Iceland votes in president for fifth term
OLAFUR RAGNAR Grimsson has won a fifth term in office as Iceland’s president, with the voters looking for a safe pair of hands to guide the country through its tentative economic recovery and negotiations over European Union entry.
The 69-year-old former university professor, who has held the position largely unopposed since 1996, received 53 per cent of the vote, seeing off competition from five others, including prominent journalist Thora Arnorsdottir.
Ms Arnorsdottir, who was placed second, with 33 per cent, drew international attention when she entered the race in March seven months pregnant, taking a few weeks out last month to give birth before returning to work. She campaigned on the platform of making the office less political and more ceremonial.
The president has long had the power to veto legislation and force a referendum on a Bill, but Mr Grimsson has drawn criticism for being the only president to have used this power. Most notably, Mr Grimsson vetoed two proposals by the Icelandic parliament to repay £3.1 billion to Britain and the Netherlands for debts the government incurred after Icesave. This was the online banking arm of failed lender Landsbanki, which collapsed during the financial crisis.
Mr Grimsson had been criticised for supporting the banking sector before the crisis, but his veto restored his popularity.

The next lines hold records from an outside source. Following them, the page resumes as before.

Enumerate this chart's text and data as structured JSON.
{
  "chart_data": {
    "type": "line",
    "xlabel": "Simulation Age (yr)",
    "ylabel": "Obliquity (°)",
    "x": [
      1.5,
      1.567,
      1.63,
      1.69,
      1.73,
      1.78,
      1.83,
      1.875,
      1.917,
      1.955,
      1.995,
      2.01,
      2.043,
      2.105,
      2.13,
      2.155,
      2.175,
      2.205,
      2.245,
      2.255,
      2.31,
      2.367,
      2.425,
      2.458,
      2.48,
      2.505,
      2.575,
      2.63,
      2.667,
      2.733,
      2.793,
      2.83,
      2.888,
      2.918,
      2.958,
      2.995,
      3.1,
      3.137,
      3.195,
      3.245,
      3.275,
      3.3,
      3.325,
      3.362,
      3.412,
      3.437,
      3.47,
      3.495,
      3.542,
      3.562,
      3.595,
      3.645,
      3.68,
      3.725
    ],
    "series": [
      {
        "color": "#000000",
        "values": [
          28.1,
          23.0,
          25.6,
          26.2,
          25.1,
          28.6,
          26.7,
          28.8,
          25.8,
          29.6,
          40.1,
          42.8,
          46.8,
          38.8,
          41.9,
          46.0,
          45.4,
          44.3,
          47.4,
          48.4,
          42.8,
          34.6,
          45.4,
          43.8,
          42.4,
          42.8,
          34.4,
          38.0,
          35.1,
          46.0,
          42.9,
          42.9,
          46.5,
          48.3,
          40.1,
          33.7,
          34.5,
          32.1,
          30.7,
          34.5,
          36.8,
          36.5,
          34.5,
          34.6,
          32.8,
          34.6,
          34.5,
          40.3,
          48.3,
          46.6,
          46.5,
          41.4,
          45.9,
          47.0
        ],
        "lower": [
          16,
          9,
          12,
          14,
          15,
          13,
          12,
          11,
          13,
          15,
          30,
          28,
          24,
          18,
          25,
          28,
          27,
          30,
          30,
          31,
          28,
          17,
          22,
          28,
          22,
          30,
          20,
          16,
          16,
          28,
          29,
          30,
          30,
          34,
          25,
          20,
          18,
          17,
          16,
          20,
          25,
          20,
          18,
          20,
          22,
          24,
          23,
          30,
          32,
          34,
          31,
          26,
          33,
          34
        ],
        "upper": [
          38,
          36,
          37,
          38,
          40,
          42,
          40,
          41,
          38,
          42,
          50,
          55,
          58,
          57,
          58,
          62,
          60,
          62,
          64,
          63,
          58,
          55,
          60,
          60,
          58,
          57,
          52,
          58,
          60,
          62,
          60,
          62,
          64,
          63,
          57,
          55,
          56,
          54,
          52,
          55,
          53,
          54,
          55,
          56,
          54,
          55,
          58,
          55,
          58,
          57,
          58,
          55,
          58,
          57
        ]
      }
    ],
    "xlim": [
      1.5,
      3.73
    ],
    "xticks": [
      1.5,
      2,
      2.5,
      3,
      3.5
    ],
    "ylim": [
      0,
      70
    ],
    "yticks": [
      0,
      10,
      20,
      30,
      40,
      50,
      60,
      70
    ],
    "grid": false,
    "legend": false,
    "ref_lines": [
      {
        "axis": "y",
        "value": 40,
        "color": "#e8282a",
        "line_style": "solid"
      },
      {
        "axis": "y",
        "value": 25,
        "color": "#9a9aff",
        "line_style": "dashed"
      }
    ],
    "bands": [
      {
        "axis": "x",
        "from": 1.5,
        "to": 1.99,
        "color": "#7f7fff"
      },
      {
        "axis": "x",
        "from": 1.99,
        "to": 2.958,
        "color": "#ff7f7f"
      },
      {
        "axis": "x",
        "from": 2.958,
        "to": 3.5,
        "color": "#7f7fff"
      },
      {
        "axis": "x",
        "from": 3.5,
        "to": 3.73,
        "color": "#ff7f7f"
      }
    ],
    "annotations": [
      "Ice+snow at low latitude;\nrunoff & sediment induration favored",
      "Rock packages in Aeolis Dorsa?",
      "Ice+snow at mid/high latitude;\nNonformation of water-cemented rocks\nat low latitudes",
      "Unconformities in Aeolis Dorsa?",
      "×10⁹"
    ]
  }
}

The failure of Iceland’s three big banks – Kaupthing, Landsbanki and Glitnir – in 2008 led to the collapse of Iceland’s currency, the government and much of the economy. It caused a 10 per cent decline in gross domestic product and a sevenfold increase in unemployment. The country is only now beginning to recover. It returned to growth last year after its debt was upgraded from “junk” to investment grade by Fitch in February. Iceland put Geir Haarde, its former prime minister, on trial this year. It has also begun legal proceedings against bankers in once-senior positions.